La bara rovesciata di Fouché

Joseph Fouché, il vile e perfido ministro di polizia di Napoleone Bonaparte, vive a Trieste l’ultima parte della sua vita.

Fouché è nominato da Napoleone duca d’Otranto e - dopo la campagna di Russia - governatore delle Province Illiriche. Con questo titolo giunge a Trieste e alloggia a Palazzo Vicco.

La leggenda narrata da Giuseppe Caprin vuole che durante la salita verso il camposanto di San Giusto alle prime luci della gelida aurora, sferzasse una bora talmente violenta da ribaltare la bara facendo rotolare il cadavere fra l’orrore degli stessi becchini.
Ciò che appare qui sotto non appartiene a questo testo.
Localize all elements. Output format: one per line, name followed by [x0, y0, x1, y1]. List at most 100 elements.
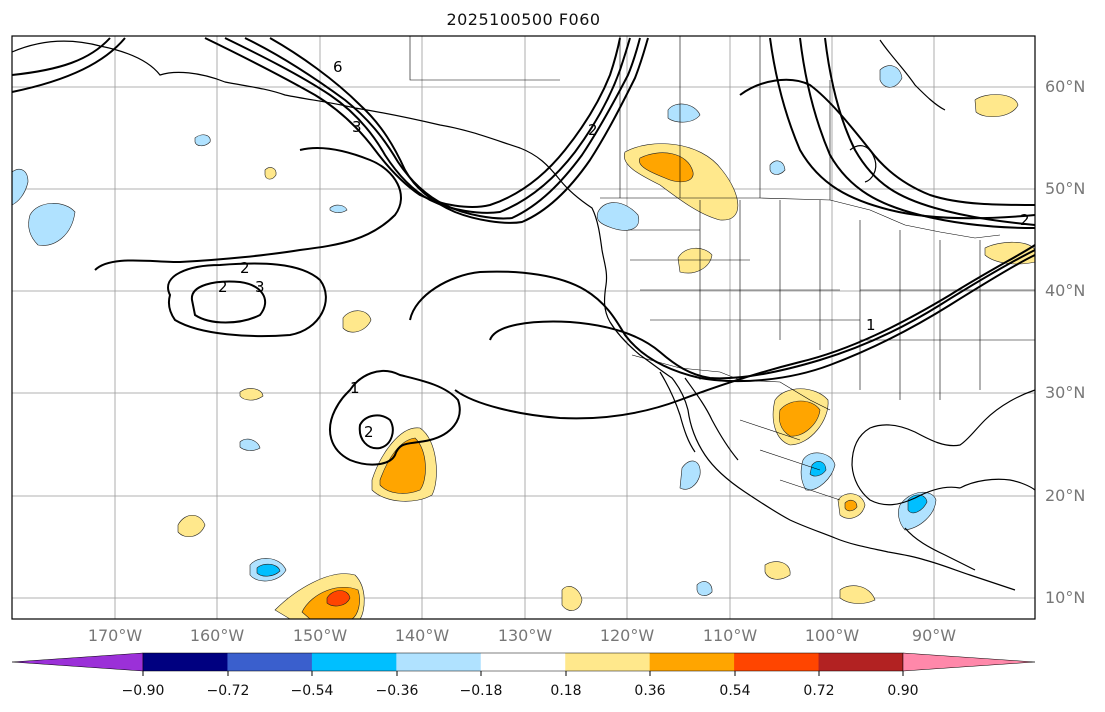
contour-label: 1: [350, 379, 360, 397]
na-west-coast: [559, 179, 1016, 591]
contour-label: 6: [333, 58, 343, 76]
anomaly-positive-region: [326, 590, 351, 607]
hudson-coast: [879, 39, 946, 111]
colorbar-segment: [649, 653, 735, 671]
contour-label: 3: [255, 278, 265, 296]
contour-line: [269, 37, 649, 224]
anomaly-positive-region: [342, 310, 372, 333]
anomaly-positive-region: [264, 167, 277, 180]
central-america-coast: [904, 527, 976, 571]
colorbar-extend-max: [902, 652, 1036, 672]
lon-label: 120°W: [599, 626, 655, 645]
anomaly-negative-region: [28, 203, 76, 246]
lon-label: 110°W: [702, 626, 758, 645]
colorbar-tick-label: −0.72: [206, 683, 250, 699]
contour-line: [11, 37, 126, 93]
colorbar-segment: [227, 653, 313, 671]
anomaly-positive-region: [639, 152, 694, 183]
lon-label: 100°W: [804, 626, 860, 645]
anomaly-positive-region: [239, 388, 264, 401]
contour-line: [94, 147, 402, 271]
canada-province-borders: [409, 36, 831, 200]
us-canada-border: [600, 197, 1001, 239]
contour-labels: 6 3 2 2 3 1 2 1 2 2: [218, 58, 1030, 441]
anomaly-positive-region: [974, 94, 1019, 118]
shaded-anomalies: [11, 65, 1036, 620]
colorbar-segment: [311, 653, 397, 671]
colorbar-extend-min: [11, 652, 144, 672]
anomaly-negative-region: [329, 204, 348, 213]
contour-label: 2: [364, 423, 374, 441]
contour-label: 2: [218, 278, 228, 296]
contour-label: 2: [1020, 211, 1030, 229]
colorbar-ticks: [142, 671, 904, 676]
anomaly-negative-region: [879, 65, 903, 88]
lon-label: 160°W: [189, 626, 245, 645]
alaska-coast: [11, 40, 561, 181]
contour-label: 3: [352, 118, 362, 136]
lat-label: 40°N: [1045, 281, 1086, 300]
map-background: [12, 36, 1035, 619]
graticule: [12, 36, 1035, 619]
lon-label: 150°W: [292, 626, 348, 645]
lon-label: 90°W: [911, 626, 957, 645]
colorbar-tick-label: 0.72: [803, 683, 835, 699]
map-frame: [11, 35, 1036, 620]
lat-label: 20°N: [1045, 486, 1086, 505]
labrador-coast: [849, 145, 877, 183]
colorbar-tick-label: 0.90: [887, 683, 919, 699]
contour-line: [409, 254, 1036, 383]
anomaly-negative-region: [239, 438, 261, 451]
us-state-borders: [628, 200, 1035, 400]
anomaly-positive-region: [677, 247, 713, 274]
anomaly-negative-region: [667, 103, 701, 123]
cuba-coast: [959, 478, 1036, 491]
anomaly-positive-region: [177, 514, 206, 538]
anomaly-positive-region: [839, 585, 876, 604]
borders: [409, 36, 1035, 501]
contour-lines: [11, 37, 1036, 466]
anomaly-negative-region: [596, 202, 640, 231]
lon-label: 170°W: [87, 626, 143, 645]
lon-label: 140°W: [394, 626, 450, 645]
map-title: 2025100500 F060: [446, 10, 601, 29]
anomaly-negative-region: [11, 169, 29, 206]
gulf-coast: [851, 389, 1036, 506]
contour-label: 1: [866, 316, 876, 334]
colorbar-segment: [480, 653, 566, 671]
colorbar-segment: [143, 653, 228, 671]
contour-line: [799, 37, 1036, 229]
baja-coast: [659, 371, 696, 453]
mexico-state-borders: [739, 419, 841, 501]
contour-line: [167, 262, 327, 338]
anomaly-negative-region: [696, 581, 713, 596]
anomaly-negative-region: [194, 134, 211, 147]
colorbar-tick-label: −0.90: [121, 683, 165, 699]
colorbar-tick-label: −0.18: [459, 683, 503, 699]
anomaly-positive-region: [764, 561, 791, 580]
colorbar-tick-label: 0.54: [719, 683, 751, 699]
colorbar-tick-label: −0.54: [290, 683, 334, 699]
contour-label: 2: [240, 259, 250, 277]
colorbar-tick-label: 0.18: [550, 683, 582, 699]
lon-label: 130°W: [497, 626, 553, 645]
colorbar: [11, 652, 1036, 676]
contour-line: [358, 414, 394, 450]
colorbar-segment: [734, 653, 820, 671]
colorbar-tick-label: −0.36: [375, 683, 419, 699]
anomaly-negative-region: [769, 160, 786, 175]
lat-label: 60°N: [1045, 77, 1086, 96]
gulf-of-california-coast: [684, 377, 739, 461]
contour-line: [329, 370, 461, 466]
contour-line: [769, 37, 1036, 220]
anomaly-positive-region: [379, 437, 426, 494]
contour-line: [739, 78, 1036, 206]
contour-label: 2: [588, 121, 598, 139]
colorbar-tick-label: 0.36: [634, 683, 666, 699]
contour-line: [190, 280, 267, 324]
contour-line: [489, 249, 1036, 380]
colorbar-segment: [818, 653, 904, 671]
anomaly-positive-region: [844, 499, 858, 512]
lat-label: 10°N: [1045, 588, 1086, 607]
anomaly-positive-region: [561, 586, 583, 611]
In realtà, Oscar de Incontrera scoprirà che il giorno delle solenni esequie, due giorni dopo la morte del ministro di Polizia, la bora si era acquietata. 

Anche un'altra storia accompagna la fine del ministro di Napoleone, amante dei canarini con cui riempie letteralmente il palazzo di Trieste dove trascorre i suoi ultimi anni.

L’inverno del 1820 è estremamente rigido. Fouché si aggrava a metà dicembre. Il giorno di Natale la via di Cavana è spazzata da gelide raffiche di bora. I medici ordinano la sospensione delle visite ma non possono impedire che il morente chiami al suo capezzale il figlio maggiore e gli impartisca le disposizioni per bruciare le sue carte. Sa che ormai deve rinunciare alle sue memorie. Il fumo che si leva dalle stufe in maiolica è denso di inchiostri e ceralacca: minaccia di soffocare i canarini, così amati da Joseph ed Ernestine. Nelle sale di Palazzo Vicco ne tenevano alcune centinaia, in grandi gabbie dorate. Gli uccellini ammutoliscono, qualcuno rimarrà stecchito.